Рустем убирает телефон, и автомобиль едет спокойней. Приборная панель подсвечивает лицо модельера рубиновым. Пожалуй, в салоне можно было бы проявлять пленку. Из динамиков доносится вполне-таки люциферское пение Ника Кейва. Ясю впервые в жизни назвали симпатичной. Возможно, дело в том, что Рустем не разглядел ее коротких ножек, а нос картошкой не выглядит катастрофой в рубиновом полумраке.
Яся вглядывается в огни города. Ей кажется, что даже фонари тут горят отчаянней, чем в Минске. В полную силу. Так, как будто это их последний шанс. Прогорев не так, сэкономив силы или обленившись, они будут отправлены домой — туда, откуда пришли в этот большой и жестокий город. И больше шанса осветить Москву им не представится.
— Клуб, куда мы едем, расположен не в центре. Не на Арбате. Но и не в Бирюлево, конечно. Его клиентура — олдовый мидл. На старте место называлось «Грозный» и было посвящено — не пугайся, не столице Чечни, а русскому самодержцу. Человеку, из-за которого у нас вместо Возрождения случились Средние века. Есть мнение, что Грозного сильно недооценивают. Ведь как раз Грозный и был прадедом Сталина. В хорошем, конечно, смысле этого слова — я в ином о политике не высказываюсь. Плюс Средневековье. Оно после того, как все в гаджеты переселились, вошло в тренд. Я не про нравы, я про образование. Все снова «думают, что…» и «верят, что…», никто ничего не знает. Ну и в «Грозном» все было такое… Ну, немножко перверсивное… Но по-хорошему. С камнем, но без решеток. Ну а что, Москва не перверсивная? Но потом клуб пришлось форматнуть. Написала какая-то сволочь, не разобравшись, что это — «этническое место», и весь олдовый мидл за три вечера выдуло — кому хочется в чеченском клубе мелькать? Тем более управляющего Аслан зовут. Ну вот, тогда клуб карамелизировали — новое название, новая легенда, русская классика, я форму для официантов рисовал.
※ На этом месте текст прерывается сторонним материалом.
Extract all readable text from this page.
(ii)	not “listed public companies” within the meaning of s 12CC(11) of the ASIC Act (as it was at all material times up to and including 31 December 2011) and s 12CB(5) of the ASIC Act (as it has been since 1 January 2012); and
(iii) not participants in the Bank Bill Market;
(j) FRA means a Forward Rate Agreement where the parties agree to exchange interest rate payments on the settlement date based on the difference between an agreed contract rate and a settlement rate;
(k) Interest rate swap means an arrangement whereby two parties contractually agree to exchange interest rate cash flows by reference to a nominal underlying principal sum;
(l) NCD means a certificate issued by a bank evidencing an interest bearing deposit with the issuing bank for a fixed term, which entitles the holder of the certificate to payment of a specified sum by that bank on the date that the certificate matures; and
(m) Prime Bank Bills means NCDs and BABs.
Автомобиль останавливается возле здания, напоминающего маленький мавзолей. Его черные тяжелые стены, доставшиеся, похоже, в наследство от предыдущей концепции, украшены сеткой светящихся белым неоном древесных ветвей. Над входным порталом — портрет полковника Сандерса с логотипа KFC: пенсне, узкий черный галстук, бородка клинышком. Рядом — название. Английские слова, написанные кириллицей: «Черри Орчард». Русская классика в Москве не умеет без английских слов. Яся решает уточнить до встречи с Асланом, на которой, возможно, нужно будет блеснуть пониманием нюансов концепции:
— А при чем тут русская классика? Почему дядька с «Кэй Эф Си» над входом?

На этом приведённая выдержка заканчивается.